После окончания филологического факультета я живу переводами книг о диких животных. Одна из них, о наблюдении за животными, была переиздана, и гонорар почти обеспечивает нам с женой прожиточный минимум.
Правда, расходы по дому и содержанию ребенка в клинике взял на себя отец жены. Теперь же, когда я оставил работу лектора, тестю придется, по всей вероятности, принять на себя и бремя наших повседневных расходов. Вначале я воспротивился даже тому, чтобы тесть купил нам дом, но с тех пор, как товарища не стало, меня нисколько не трогает, что жена пользуется помощью отца.
– Ну а как ты живешь? Настроение никуда не годное, да? Увидев, как ты, Мицу, спишь на грязном полу, я был буквально потрясен. А когда ты встал, оказалось, что и выражение лица, и голос у тебя совсем не такие, как раньше. Откровенно говоря, Мицу, ты опускаешься, катишься в пропасть.
– Смерть товарища действительно выбила меня из колеи. А тут еще с ребенком такое, – оправдывался я, отступая.
– Но не слишком ли долго это длится? – наседал на меня Такаси. – Если так будет продолжаться, на твоем, Мицу, лице застынет печать падения. В Нью-Йорке я встретился с японцем-философом, инвалидом, который живет отшельником; он приехал в Америку для изучения взглядов последователей Дьюи и в результате сам потерял веру в себя – вот так-то. Ты, Мицу, похож на него и лицом, и голосом, но особенно своим обликом, позицией.
– Твоя «гвардия» утверждает, что я точно крыса.
– Крыса? Прозвище философа тоже Крыса. Ты мне не веришь? – На лице Такаси появилась растерянная улыбка.
– Верю, – сказал я, краснея оттого, что в моем голосе явно прорезаются нотки жалости к себе.
Да, я, несомненно, похож на крысу, как и тот философ, потерявший веру в себя. После ста минут, проведенных на рассвете в свежевырытой выгребной яме, я все еще переживаю случившееся. Я сознаю, что опускаюсь физически и духовно и уклон, по которому я качусь вниз, явно ведет меня туда, где витает нечто еще более ужасное, чем дух смерти. И сейчас я угадываю смысл того, что проявилось вначале как беспричинная усталость всех частей тела, каждая из которых, казалось, живет самостоятельно. Духовную боль невозможно преодолеть, даже осознав ее. Наоборот, она все чаще посещает меня. Жгучее чувство надежды теперь уже никогда не вернется.
– Нужно начать новую жизнь, Мицу, – повторил Такаси со всевозрастающей убежденностью.
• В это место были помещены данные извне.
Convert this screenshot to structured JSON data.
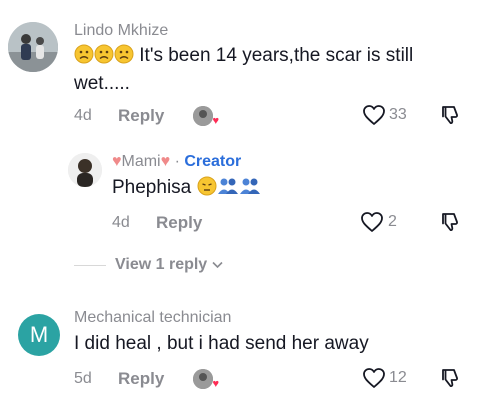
{
  "comments": [
    {
      "author": "Lindo Mkhize",
      "text": "It's been 14 years,the scar is still wet.....",
      "emoji_prefix": [
        "sad-face-icon",
        "sad-face-icon",
        "sad-face-icon"
      ],
      "age": "4d",
      "reply_label": "Reply",
      "likes": "33",
      "replies": [
        {
          "author": "Mami",
          "author_emoji": [
            "heart-icon",
            "heart-icon"
          ],
          "badge_separator": "·",
          "badge": "Creator",
          "text": "Phephisa",
          "emoji_suffix": [
            "pensive-face-icon",
            "two-people-icon",
            "two-people-icon"
          ],
          "age": "4d",
          "reply_label": "Reply",
          "likes": "2"
        }
      ],
      "view_replies": "View 1 reply"
    },
    {
      "author": "Mechanical technician",
      "avatar_letter": "M",
      "text": "I did heal , but i had send her away",
      "age": "5d",
      "reply_label": "Reply",
      "likes": "12"
    }
  ],
  "colors": {
    "accent": "#2b6edb",
    "avatar_teal": "#2ba3a3",
    "heart": "#fe2c55",
    "muted": "#8a8b91"
  }
}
– Хорошо бы начать новую жизнь, о которой ты говоришь, Така. Я тоже понимаю, что Мицу это необходимо, – сказала моя жена, глядя на нас сощурившись.
Момоко уже нарядилась, как маленькая индейская невеста, и даже на голову надела кожаные украшения. Жена помогла Момоко одеться и подошла к нам. Сейчас, даже при ярком утреннем свете, она совсем не выглядела уродливой.
– Я, безусловно, готов начать новую жизнь. Но где находится моя соломенная хижина? Вот в чем вопрос, – сказал я вполне искренне. Я буквально физически ощутил потребность в соломенной хижине, издающей свежий, живительный запах.
– Брось все свои дела в Токио, Мицу, и поедем со мной на Сикоку, а? Как начало новой жизни это неплохо! – Такаси, опасаясь, что я тут же, на месте, отвергну его предложение, стал изо всех сил соблазнять меня. – Ведь я только ради этого прилетел, и сейчас из-за разницы во времени у меня голова прямо раскалывается.
– Така, давай поедем на Сикоку в машине! Даже погрузив в нее вещи, мы втроем уместимся и не спеша доедем, а в дороге сможем по очереди спать на заднем сиденье. Я купил «ситроен», – вмешался в наш разговор юноша.
– Хоси эти два года работал в авторемонтной мастерской. Потом купил «ситроен», похожий больше на груду железного лома, сам, своими руками отремонтировал, и теперь он бегает! – поддержала товарища Момоко.
Юноша побагровел и сказал с искренним воодушевлением:
– В мастерской я уже предупредил, что ухожу. Когда от тебя, Така, пришло письмо и Момоко мне сказала, что ты приезжаешь, я в тот же день пошел к хозяину и заявил, что увольняюсь.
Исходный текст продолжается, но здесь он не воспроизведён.